Anoche, en el bar del Hilton, apareció Angela Davis, o alguien que se parecía mucho a ella: elegancia, mirada altiva, pelo afro, cintura fantástica, armonía en el color de su piel y en la vestimenta. Pidió un trago y se sentó entre hombres blancos muy semejantes los unos a los otros: inelegantes, llenos de tatuajes ridículos, enseñando los bíceps como si fuera su único miembro sexual, con botas de montar o chancletas de playa o piscina, una decadencia ilimitada e imparable en todos sus gestos. Un asco. La negra los miraba con una sonrisa incipiente donde podía adivinarse, sin herir a nadie, una superioridad intelectual de diez a uno. La negra, como es natural, se hizo la dueña del escenario sin esfuerza aparente alguno, mientras los blancos, como polluelos machos que todavía no se han dado cuenta de lo inútiles que son, revoloteaban a su alrededor para ver quizá quien ganaba la partida. Supe de antemano que ninguno de esos palurdos iba a poder con Angela, de quien me enamoré en unos segundos y todavía me acuerdo. Yo estaba sentado en un cómodo sofá del bar, con dos amigas con las que me hice un par de fotografías (para escándalo del ejército enemigo, a ninguno de cuyos mandos leo desde hace por lo menos cuatro años, síntoma de buena salud mental, me dicen mis médicos), pero seguía la peripecia de los polluelos blancos y la altivez superior de la negra con una mirada cercana. Como esto siga así en los Estados Unidos los blancos van a tener una decadencia terrible y ante sus ojos aparecerá ese espectro que tanto han temido: el fin de su mundo, el fin de sus vulgaridades, la llegada de la elegancia mestiza. O negra y sin complejos.
Esta mañana, en la piscina, se lo conté a una de las escritoras con las que más amistad tengo en todo el territorio de La Mancha, en versión de Carlos Fuentes. Ella es una diosa surgida del mar que escribe y es famosa por lo que escribe y la elegancia blanca que despide a cada paso. Pero no voy a decir su nombre: no quiero que el ejército enemigo sepa quién es Atenea ni quién es aquí el verdadero Odiseo. Prefiero recorrer mi Mediterráneo de ahora con absoluta libertad y ni me permito darle tres cuartos al pregonero ni confundo ya soplar con hacer botellas, como cuando era joven e insensible a la elegancia.

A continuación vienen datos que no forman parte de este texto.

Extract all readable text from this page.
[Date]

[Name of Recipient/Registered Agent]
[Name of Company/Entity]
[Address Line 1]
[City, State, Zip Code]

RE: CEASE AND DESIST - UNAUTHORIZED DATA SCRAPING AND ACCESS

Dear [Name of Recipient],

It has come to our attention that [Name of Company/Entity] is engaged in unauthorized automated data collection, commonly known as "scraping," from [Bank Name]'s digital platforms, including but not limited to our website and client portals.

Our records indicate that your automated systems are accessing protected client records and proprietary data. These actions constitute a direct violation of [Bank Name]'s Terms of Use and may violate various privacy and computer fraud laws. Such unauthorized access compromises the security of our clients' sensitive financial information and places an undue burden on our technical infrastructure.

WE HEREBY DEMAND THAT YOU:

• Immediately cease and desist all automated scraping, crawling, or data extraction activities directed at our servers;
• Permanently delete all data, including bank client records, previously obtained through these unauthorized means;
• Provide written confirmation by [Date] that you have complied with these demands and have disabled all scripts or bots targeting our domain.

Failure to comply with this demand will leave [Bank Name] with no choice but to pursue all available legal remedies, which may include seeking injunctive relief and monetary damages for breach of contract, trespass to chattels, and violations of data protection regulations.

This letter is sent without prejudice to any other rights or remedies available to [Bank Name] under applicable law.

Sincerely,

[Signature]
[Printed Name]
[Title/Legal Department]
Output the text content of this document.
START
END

Me ha pesado la tarde en le Hospitality Room de la Feria del libro, en un piso muy alto del Hilton, viendo cómo caían mantas de agua sobre el sky-line del Bayside y del ámbito geográfico de la FIL. La tarde, mientras venía la oscuridad, se puso gris en el mar y, de repente, la manta de agua se acercó a la ventana y nos borró todo el paisaje cercano. Sólo algunas luces parecían luchar contra el agua, ¡cuánta agua en sólo unos minutos! He pasado un día perfecto, de los que le gustaban a Bioy Casares cuando tenía la misma edad que yo tengo ahora: sesenta y siete de día y veinte de noche. Es decir, ochenta y siete en total. Y tan campante. Y lo siento por el ejército enemigo, pero at this moment no me duela nada, ni siquiera las rodillas y mucho menos las piernas. Por la mañana, escritura. Después piscina. Luego, pescado gato a la brasa en Los Ranchos, un restaurante nicaragüense que siempre visito cuando vengo a Miami, y un buen Montecristo, mirando al mar en el Bayside hasta que comenzó a oscurecer. Todo acompañado por mis amigas, las de la fotografías que tanto han escandalizado al ejército enemigo. Después del largo y perfecto final del día en el Hospitality Room de la Feria, con café y copa, estoy ahora en mi habitación, escribiendo y, de vez en cuando, mirando por la cristalera enorme de mi cuarto de hotel, la lluvia sobre la US. One que, a estas alturas de Miami, se llama Biscayne Bouvelard. Después, en cuanto escampe, bajaré a fumarme otro Montecristo en la terraza del Hilton. Y, al final, a leer un par de capítulos de “Contarlo todo”, de Jeremías Gamboa. Advierto al enemigo, y tómenlo como un rasgo de honradez y buena voluntad, que Gamboa es un novelista de primer orden, llamado a molestar a muchos idiotas y a gustar pasionalmente a la mayoría de sus lectores.